Sunday, June 05, 2005

The next Chief Justice

Rumor has it that Bush will nominate Tennessee Senator Mitch McConnell. McConnell is best know for his virulent opposition to campaign finance reform, a process he has more or less single-handedly managed to block in the Senate for years.

McConnell seems likely to be confirmable, not least because despite being virulently anti-abortion, he's also studiously avoided going on the record about whether Roe v. Wade should be overturned -- at least, I have so far found nothing where he claims to want to see it overturned. This gives him plausible deniability for nomination fight.

Is this the guy they want to have a fight over? It's worth noting that McConnell has also been leading the charge to get the filibuster overturned.

Here's some constitutional trivia: as a sitting senator, would he get to vote on his own nomination to the Court?
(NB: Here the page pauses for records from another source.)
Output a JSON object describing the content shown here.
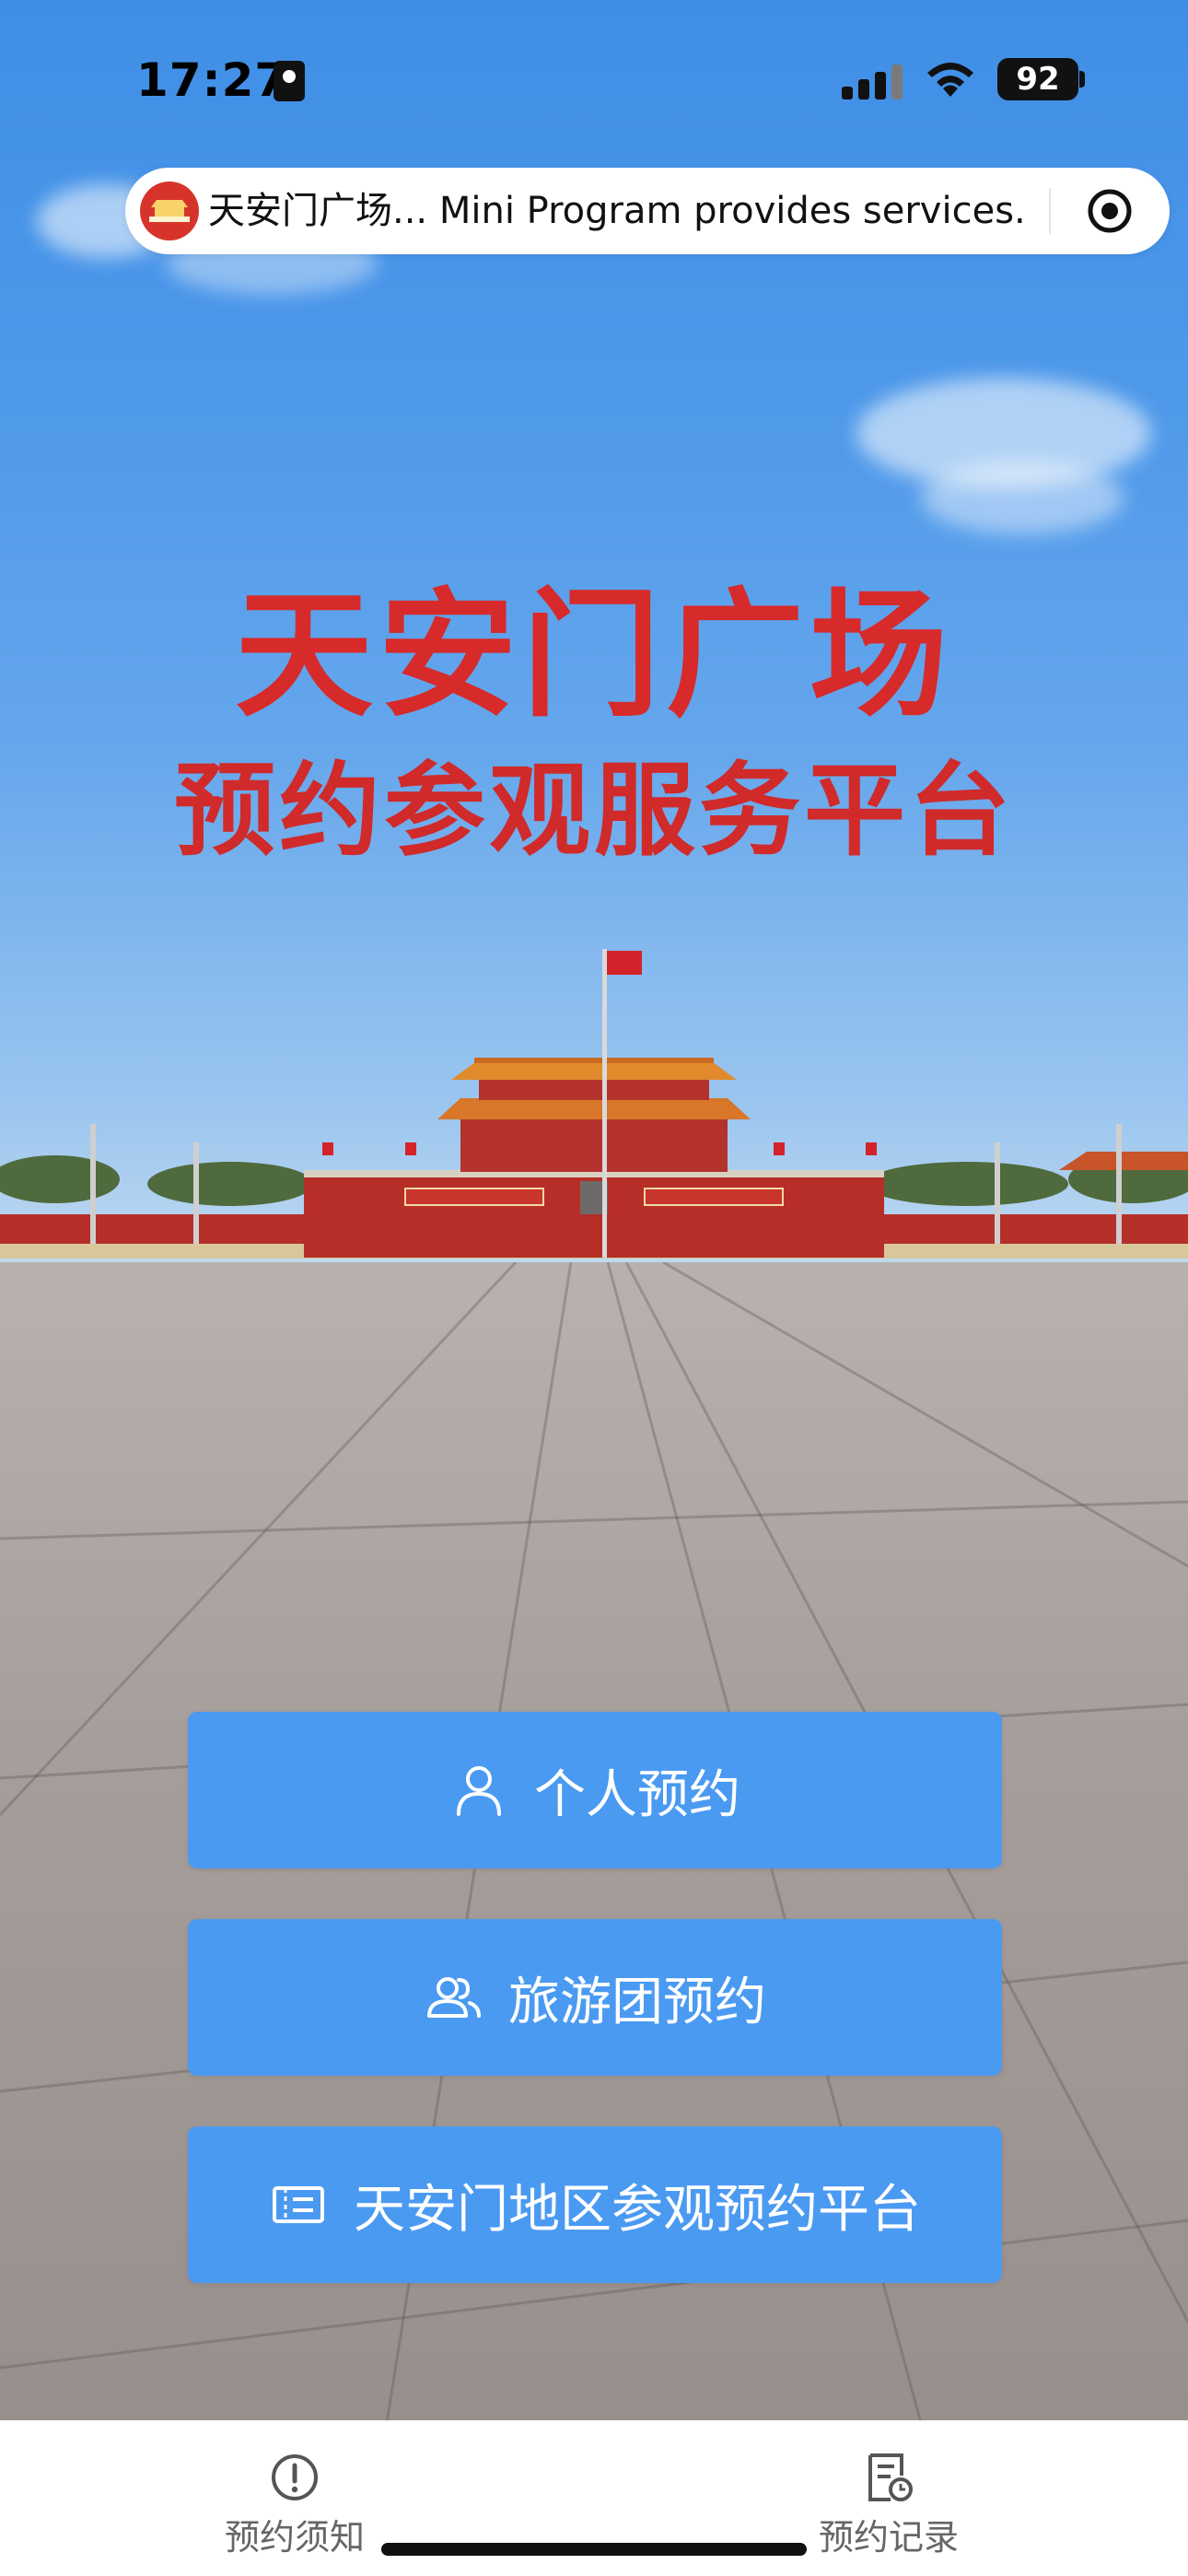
{
  "status_bar": {
    "time": "17:27",
    "battery": "92",
    "icons": [
      "id-card-icon",
      "signal-icon",
      "wifi-icon",
      "battery-icon"
    ]
  },
  "capsule": {
    "text": "天安门广场... Mini Program provides services.",
    "logo_icon": "tiananmen-logo-icon",
    "action_icon": "target-icon"
  },
  "hero": {
    "title": "天安门广场",
    "subtitle": "预约参观服务平台"
  },
  "actions": [
    {
      "label": "个人预约",
      "icon": "person-icon"
    },
    {
      "label": "旅游团预约",
      "icon": "group-icon"
    },
    {
      "label": "天安门地区参观预约平台",
      "icon": "ticket-icon"
    }
  ],
  "tabbar": {
    "items": [
      {
        "label": "预约须知",
        "icon": "exclamation-circle-icon"
      },
      {
        "label": "预约记录",
        "icon": "record-list-icon"
      }
    ]
  },
  "colors": {
    "button": "#4a9af2",
    "title_red": "#d72a2a",
    "sky": "#4d98ea"
  }
}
Update: Oops, that would be Michael McConnell, not Mitch. And him... he's just flat-up unacceptable.


Anonymous said...

No, Michael not Mitch McConnell. Michael McConnell is a former law professor and current federal judge who, though an originalist and a religious conservative, is respected by some liberal law professors (eg, Cass Sunstein). No doubt, liberal groups will oppose him, but in his prior confirmation hearings he did say that Roe was "settled law." So perhaps he will be placated. In general, however, he will vote reliably conservative on major issues (notably federalism and religion).

zachawry said...

I was getting confused there.

As a rule of law, does the nominee have to be a sitting justice, or even, say, have a JD?

Nils said...

My mistake on mixing up the McConnells...

But to answer Zak's question, anyone can be nominated to the Court (constitutionally, anyway). For example, William Howard Taft, the former President (1909-1913), became Chief Justice of the Supreme Court in 1921 -- although he had been a federal judge before he became President.

An even better example is Earl Warren, arguably the most influential Chief Justice since John Marshall: Warren's jobs prior to becoming Chief Justice were Attorney General and then Governor of California. His effectiveness in crafting much of the jurisprudence that today forms the bedrock of contemporary civil rights case law no doubt owes a great deal to his experience as a politician.

Nils said...

On the voting for oneself issue, I investigated the issue, and there's nothing that says you can't legally vote on your own nomination, although ethical rules hold that you should recuse yourself.